Premier roman de l'écrivain, Grimus introuvable en français depuis sa parution en 1977, vient d'être réédité.
Il était une fois, quelque part. Après avoir bu un élixir d'immortalité, Aigle Errant, un jeune Amérindien orphelin et vierge, passe sept cents ans à parcourir le monde. Mais le don de vie éternelle commence à lui peser car " l'éternité c'est long surtout vers la fin " comme disait Woody Allen. Lassé de l'existence, Aigle Errant gagne l'île du Veau, où il espère trouver l'homme capable de lui rendre sa mortalité. Il s'aperçoit vite qu'il n'est pas le bienvenu sur cette île étrange où sévit un mystérieux et corrosif effet Grimus...
J'aime autant vous le dire tout de suite, c'est le genre de bouquin qui vous tombe des mains à moins que...
Conte ? Science-fiction ? En tout cas, délire total c'est certain avec une portée philosophique sur ce qui est et ce qui n'est pas.
Outre l'immortalité de notre héros, l'île de Veau en Méditerranée, dominée par une haute montagne, mais dans une autre dimension, accueille d'autres personnages eux aussi immortels. Virgil Jones n'est pas le moins étonnant (" Enorme et droit comme un I ") même si sa compagne n'a rien à lui envier (" Petite et bossue "). D'autres couples comme Q.I. Gribb " érudit, maître à penser, théoricien de l'abstrait " et sa jeune épouse Elfrida. Au rayon dames, citons aussi Irina, les pensionnaires du bordel local ou la propre sœur d'Aigle Errant, Louve Ailée, toutes connaitront de " près " le rapace, car oui, Rushdie sait être un peu coquin.
Toute l'île semble figée et sous la coupe d'un certain Grimus dont Aigle Errant est bien décidé à faire la connaissance malgré les risques ou l'impossibilité théorique de le faire d'après ce qu'on lui dit, car il serait seul capable de mettre fin à son immortalité.

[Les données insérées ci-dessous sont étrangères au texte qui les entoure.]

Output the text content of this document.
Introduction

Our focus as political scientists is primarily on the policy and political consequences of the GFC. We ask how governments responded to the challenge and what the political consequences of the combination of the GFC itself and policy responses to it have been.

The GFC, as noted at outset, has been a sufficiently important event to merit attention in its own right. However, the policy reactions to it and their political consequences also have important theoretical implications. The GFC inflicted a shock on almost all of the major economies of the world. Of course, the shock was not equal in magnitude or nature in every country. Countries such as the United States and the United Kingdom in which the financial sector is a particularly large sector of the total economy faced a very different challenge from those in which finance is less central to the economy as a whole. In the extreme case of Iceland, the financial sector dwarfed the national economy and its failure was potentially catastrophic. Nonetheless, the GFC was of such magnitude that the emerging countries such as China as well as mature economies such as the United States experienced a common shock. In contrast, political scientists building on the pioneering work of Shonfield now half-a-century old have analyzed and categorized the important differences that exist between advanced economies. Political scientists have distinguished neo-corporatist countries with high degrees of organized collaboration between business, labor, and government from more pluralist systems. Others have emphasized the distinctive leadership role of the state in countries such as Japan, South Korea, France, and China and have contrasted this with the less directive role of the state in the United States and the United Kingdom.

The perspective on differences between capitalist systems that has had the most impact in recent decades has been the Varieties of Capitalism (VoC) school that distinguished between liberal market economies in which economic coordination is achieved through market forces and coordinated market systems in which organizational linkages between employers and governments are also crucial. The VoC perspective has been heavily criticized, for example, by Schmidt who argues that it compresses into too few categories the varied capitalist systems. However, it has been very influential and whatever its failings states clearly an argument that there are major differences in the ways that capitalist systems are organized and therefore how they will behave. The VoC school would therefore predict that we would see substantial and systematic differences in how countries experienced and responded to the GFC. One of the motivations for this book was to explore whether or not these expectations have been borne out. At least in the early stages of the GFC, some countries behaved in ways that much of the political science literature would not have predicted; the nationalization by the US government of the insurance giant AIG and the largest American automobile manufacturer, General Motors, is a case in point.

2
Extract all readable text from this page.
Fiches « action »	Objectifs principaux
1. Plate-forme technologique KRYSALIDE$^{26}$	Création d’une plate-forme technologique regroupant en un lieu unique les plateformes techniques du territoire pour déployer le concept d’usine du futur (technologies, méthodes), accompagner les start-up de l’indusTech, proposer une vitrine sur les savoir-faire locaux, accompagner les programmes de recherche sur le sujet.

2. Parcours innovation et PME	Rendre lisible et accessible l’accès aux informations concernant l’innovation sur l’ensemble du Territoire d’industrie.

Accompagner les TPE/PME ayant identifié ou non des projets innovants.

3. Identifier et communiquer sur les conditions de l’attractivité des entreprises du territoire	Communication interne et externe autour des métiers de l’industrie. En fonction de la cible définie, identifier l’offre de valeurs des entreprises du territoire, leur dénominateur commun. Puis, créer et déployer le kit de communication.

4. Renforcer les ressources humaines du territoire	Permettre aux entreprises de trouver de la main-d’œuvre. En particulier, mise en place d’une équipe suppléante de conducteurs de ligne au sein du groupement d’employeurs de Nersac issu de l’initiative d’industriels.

Le roman est foisonnant et dense, on n'y comprend pas vraiment grand-chose, l'écrivain fait dire par un autre, ses raisons : " J'aime les récits qui empruntent à la vie son côté imprévisible, un peu brouillon, avec des points d'interrogation à tous les tournants et des rencontres merveilleuses dues au hasard et non à un vaste plan soigneusement élaboré ". Dont acte. Pourtant dans ce bouillonnement narratif surgissent des questions très intéressantes en ponctuant la lecture comme : " Est-ce que l'absence de mort implique automatiquement l'absence de vie ? "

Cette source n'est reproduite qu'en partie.